Regarding the court where the spouses are Romanian citizens, the provisions of Art. 915 Civil Procedure Code together with the provisions of Art. 1081 Civil Procedure Code on the preferential jurisdiction of the Romanian courts applies.
The provisions of Article 915 of the Code of Civil Procedure provide as a rule in matters of divorce, that the competent court is the one in whose jurisdiction is the last common dwelling of the spouses.
Through Decision no. 3210/2014, the Romanain Supreme Court held that the concept of dwelling should be understood as an element of identification of the individual, and therefore not only the main dwelling (within the identity documents), but also the address where the person lives.
In practice, it was stated that to determine the last common place of residence there is no interest in the strict legal meaning of the concept of domicile, but in the place where the two spouses actually resided. This can be without having fulfilled the formalities required by the relevant legislation concerning the population records. The last joint domicile of the spouses can be proved by any reasonable means.
If the spouses did not have a common dwelling, or if none of the spouses resides in the district of the court where the last common dwelling is situated, the court in whose jurisdiction is the respondent’s home will be competent.
The date when the Claim is to be filed is only considered when determining which court has jurisdiction. Changing domicile after the filing date of the claim of the divorce is irrelevant as far as the jurisdiction of the divorce court is concerned.
In cases where the respondent is not domiciled in Romania and the Romanian courts have international jurisdiction, the court where the applicant is domiciled will be the competent court.
In the cases concerning Romanian citizens if neither the applicant nor the respondent is resident in Romania, the parties may agree to file the divorce application at any court in Romania, or it can be filed with the 5th District Court of Bucharest, in the absence of such an agreement.
Given the fact that the Romanian jurisprudence is not uniform regarding the meaning of the notion of consent of the parties, namely the formality of the parties’ agreement on the choice of court, the Supreme Court has ruled , on these issues through Decision no. 20/2016 where neither the applicant nor the respondent have their home on Romanian territory. It decided that and it has established that as an interpretation and application of the provisions of art. 915, paragraph (2) Civil procedure Code that the parties’ agreement on the choice of competent court to rule on the divorce claim must be expressly stated. This means that the agreement must be expressed in writing and expressed verbally before the court if the case is pending. Any agreement must emerge explicitly from the content of any written document or from verbal statements before the court.
The fact that the respondent did not make any opposition to the family application law being filed in a certain court and did not invoke the objection of territorial jurisdiction this is not equivalent to a tacit agreement. It is not enough for the court to find that the respondent’s consent exists. It must be clear and unequivocal.
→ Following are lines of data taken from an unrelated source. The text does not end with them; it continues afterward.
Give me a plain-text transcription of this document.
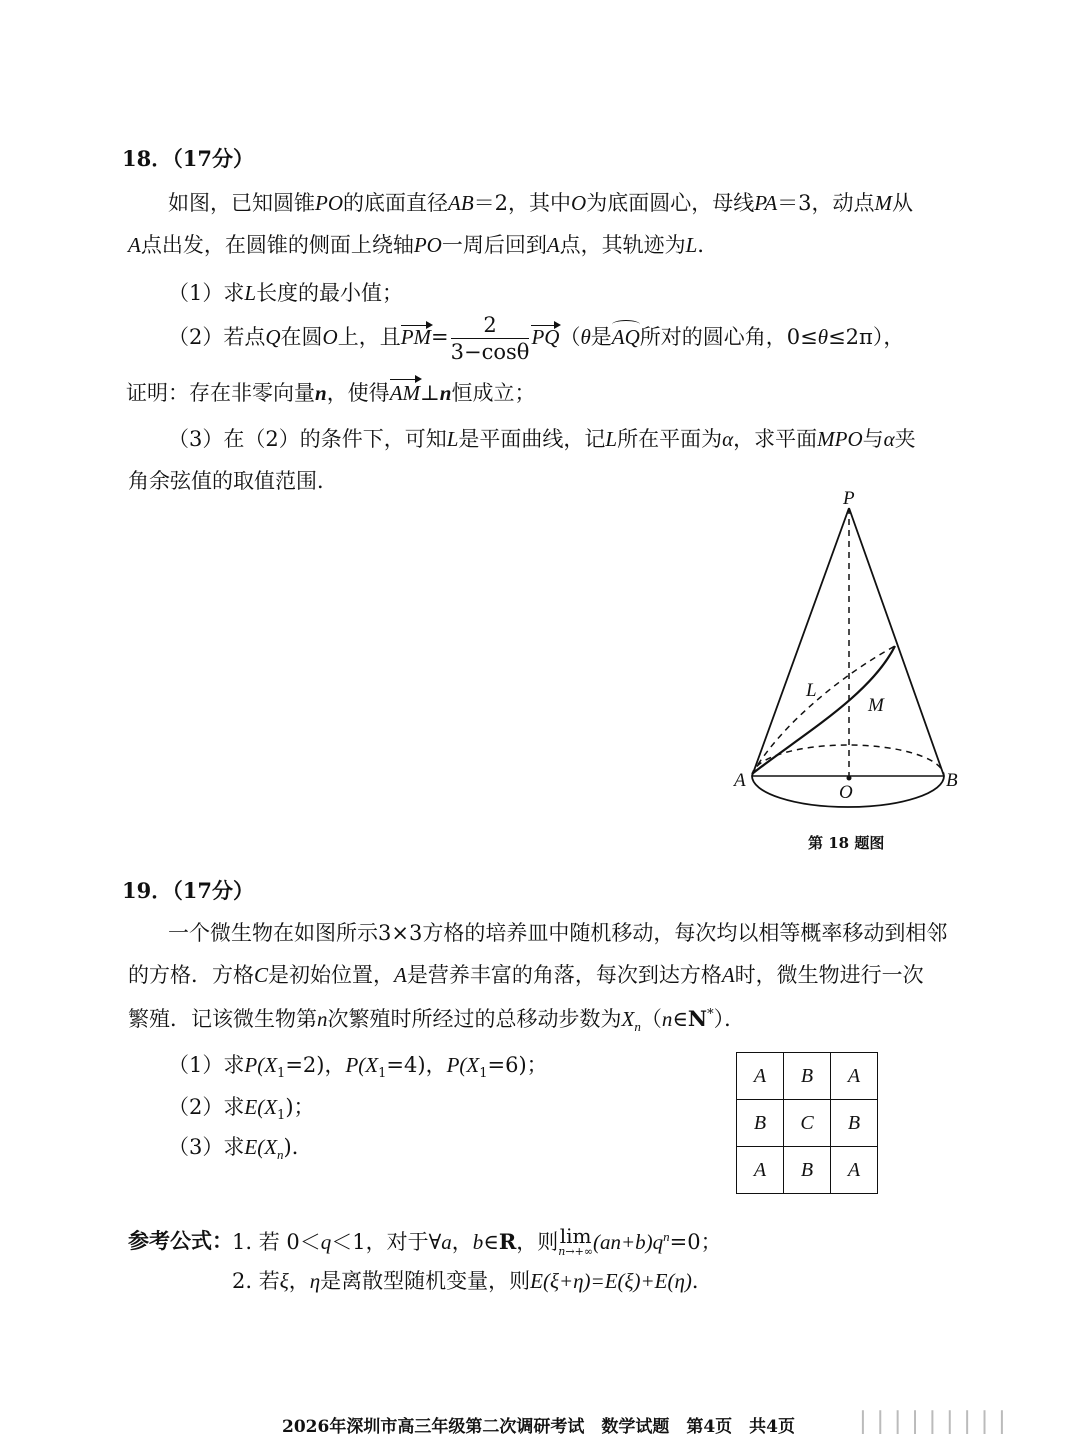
18．（17分）
如图，已知圆锥PO的底面直径AB＝2，其中O为底面圆心，母线PA＝3，动点M从
A点出发，在圆锥的侧面上绕轴PO一周后回到A点，其轨迹为L．
（1）求L长度的最小值；
（2）若点Q在圆O上，且$PM= \frac{2}{3-\cos\theta} PQ(\theta$是AQ所对的圆心角，0≤θ≤2π），
证明：存在非零向量n，使得AM⊥n恒成立；
（3）在（2）的条件下，可知L是平面曲线，记L所在平面为α，求平面MPO与α夹
角余弦值的取值范围．
P
L
M
A
O
B
第 18 题图
19．（17分）
一个微生物在如图所示3×3方格的培养皿中随机移动，每次均以相等概率移动到相邻
的方格．方格C是初始位置，A是营养丰富的角落，每次到达方格A时，微生物进行一次
繁殖．记该微生物第n次繁殖时所经过的总移动步数为$X_n(n\in N^*)$．
（1）求$P(X_1=2)$，$P(X_1=4)$，$P(X_1=6)$；
（2）求$E(X_1)$；
（3）求$E(X_n)$．
A	B	A
B	C	B
A	B	A
参考公式： 1. 若 0＜q＜1，对于∀a，b∈R，则 lim
n→+∞ $(an+b)q^n=0$；
2. 若ξ，η是离散型随机变量，则E(ξ+η)=E(ξ)+E(η)．
2026年深圳市高三年级第二次调研考试　数学试题　第4页　共4页	▏▏▏▏▏▏▏▏▏
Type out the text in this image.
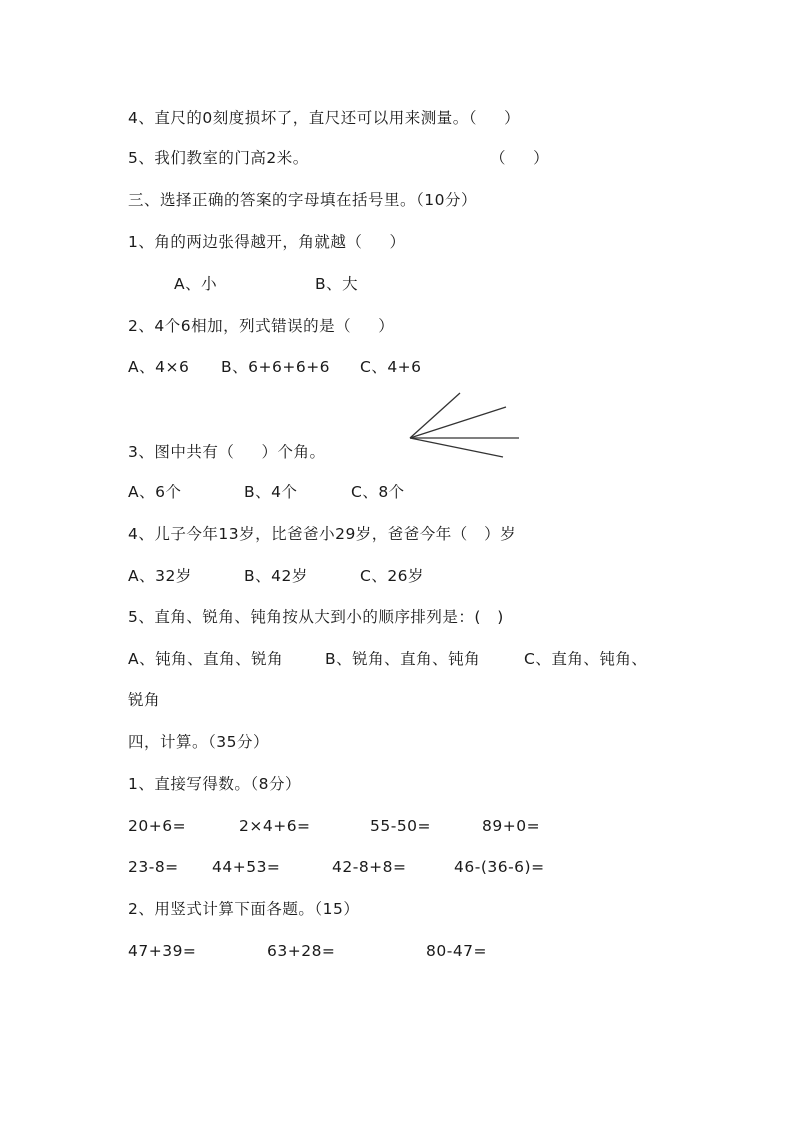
4、直尺的0刻度损坏了，直尺还可以用来测量。（     ）
5、我们教室的门高2米。	（     ）
三、选择正确的答案的字母填在括号里。（10分）
1、角的两边张得越开，角就越（     ）
A、小	B、大
2、4个6相加，列式错误的是（     ）
A、4×6 B、6+6+6+6 C、4+6
3、图中共有（     ）个角。
A、6个	B、4个	C、8个
4、儿子今年13岁，比爸爸小29岁，爸爸今年（   ）岁
A、32岁	B、42岁	C、26岁
5、直角、锐角、钝角按从大到小的顺序排列是：(   )
A、钝角、直角、锐角	B、锐角、直角、钝角	C、直角、钝角、
锐角
四，计算。（35分）
1、直接写得数。（8分）
20+6=	2×4+6=	55-50=	89+0=
23-8= 44+53=	42-8+8=	46-(36-6)=
2、用竖式计算下面各题。（15）
47+39=	63+28=	80-47=
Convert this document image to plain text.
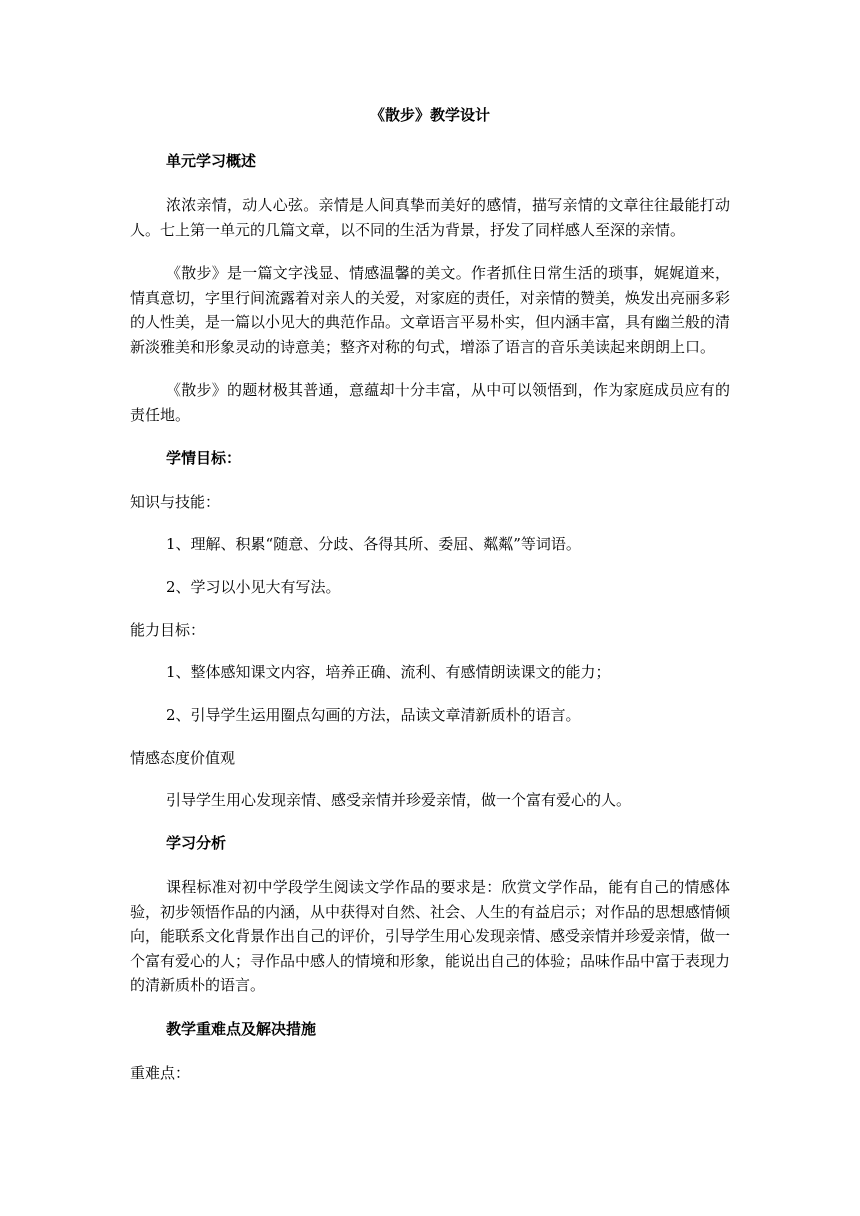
《散步》教学设计
单元学习概述

浓浓亲情，动人心弦。亲情是人间真挚而美好的感情，描写亲情的文章往往最能打动人。七上第一单元的几篇文章，以不同的生活为背景，抒发了同样感人至深的亲情。

《散步》是一篇文字浅显、情感温馨的美文。作者抓住日常生活的琐事，娓娓道来，情真意切，字里行间流露着对亲人的关爱，对家庭的责任，对亲情的赞美，焕发出亮丽多彩的人性美，是一篇以小见大的典范作品。文章语言平易朴实，但内涵丰富，具有幽兰般的清新淡雅美和形象灵动的诗意美；整齐对称的句式，增添了语言的音乐美读起来朗朗上口。

《散步》的题材极其普通，意蕴却十分丰富，从中可以领悟到，作为家庭成员应有的责任地。

学情目标：
知识与技能：
1、理解、积累“随意、分歧、各得其所、委屈、粼粼”等词语。
2、学习以小见大有写法。
能力目标：
1、整体感知课文内容，培养正确、流利、有感情朗读课文的能力；
2、引导学生运用圈点勾画的方法，品读文章清新质朴的语言。
情感态度价值观
引导学生用心发现亲情、感受亲情并珍爱亲情，做一个富有爱心的人。
学习分析

课程标准对初中学段学生阅读文学作品的要求是：欣赏文学作品，能有自己的情感体验，初步领悟作品的内涵，从中获得对自然、社会、人生的有益启示；对作品的思想感情倾向，能联系文化背景作出自己的评价，引导学生用心发现亲情、感受亲情并珍爱亲情，做一个富有爱心的人；寻作品中感人的情境和形象，能说出自己的体验；品味作品中富于表现力的清新质朴的语言。

教学重难点及解决措施
重难点：
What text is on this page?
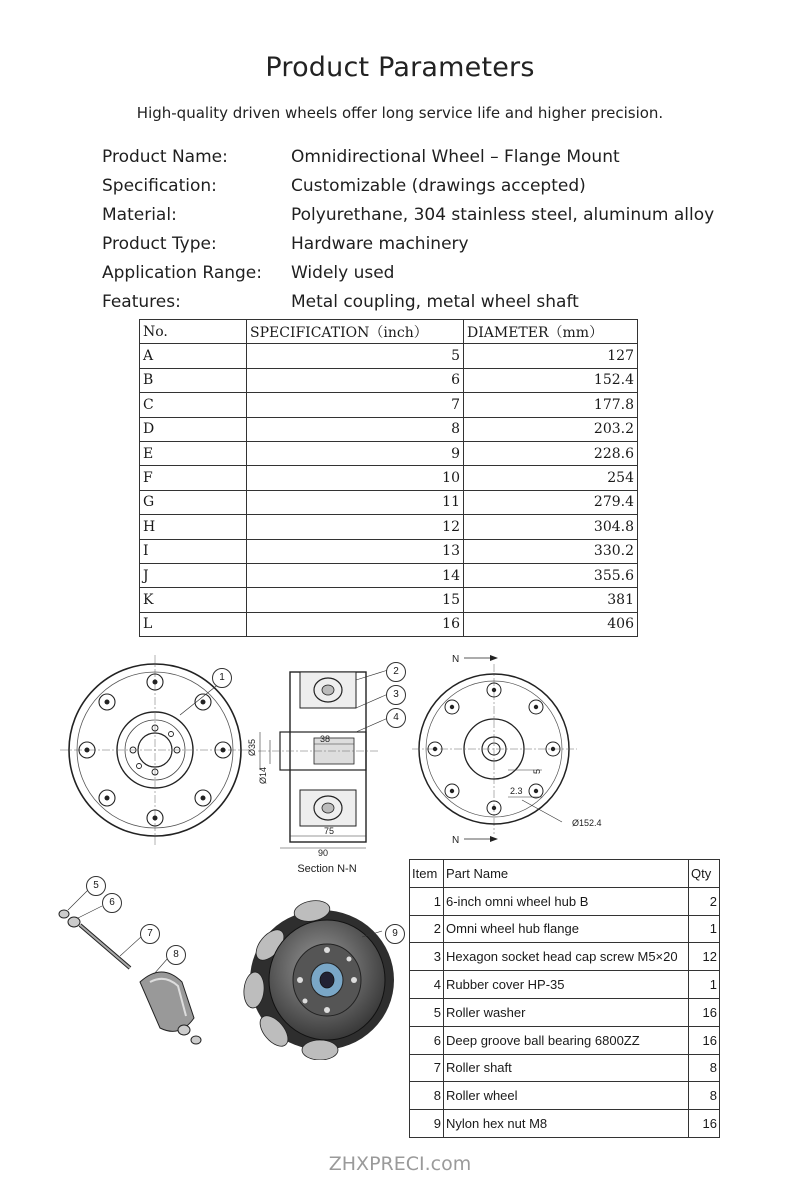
Product Parameters
High-quality driven wheels offer long service life and higher precision.
Product Name:	Omnidirectional Wheel – Flange Mount
Specification:	Customizable (drawings accepted)
Material:	Polyurethane, 304 stainless steel, aluminum alloy
Product Type:	Hardware machinery
Application Range:	Widely used
Features:	Metal coupling, metal wheel shaft
No.	SPECIFICATION（inch）	DIAMETER（mm）
A	5	127
B	6	152.4
C	7	177.8
D	8	203.2
E	9	228.6
F	10	254
G	11	279.4
H	12	304.8
I	13	330.2
J	14	355.6
K	15	381
L	16	406
1
Ø35
Ø14
38
75
90
2
3
4
Section N-N
N
N
5
2.3
Ø152.4
5
6
7
8
9
Item	Part Name	Qty
1	6-inch omni wheel hub B	2
2	Omni wheel hub flange	1
3	Hexagon socket head cap screw M5×20	12
4	Rubber cover HP-35	1
5	Roller washer	16
6	Deep groove ball bearing 6800ZZ	16
7	Roller shaft	8
8	Roller wheel	8
9	Nylon hex nut M8	16
ZHXPRECI.com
The question of the choice of jurisdiction must be carefully considered by the parties. Different courts treat the rights obligations and liabilities of the parties differently. If there is the possibility of an action being brought in more than one jurisdiction one jurisdiction maybe more favourable than another. Currently the English courts are more friendly to a wife on a financial settlement and pension rights the question of forum shopping is important. As in all these matters expert legal advice needs to be obtained before embarking on divorce proceedings in any jurisdiction.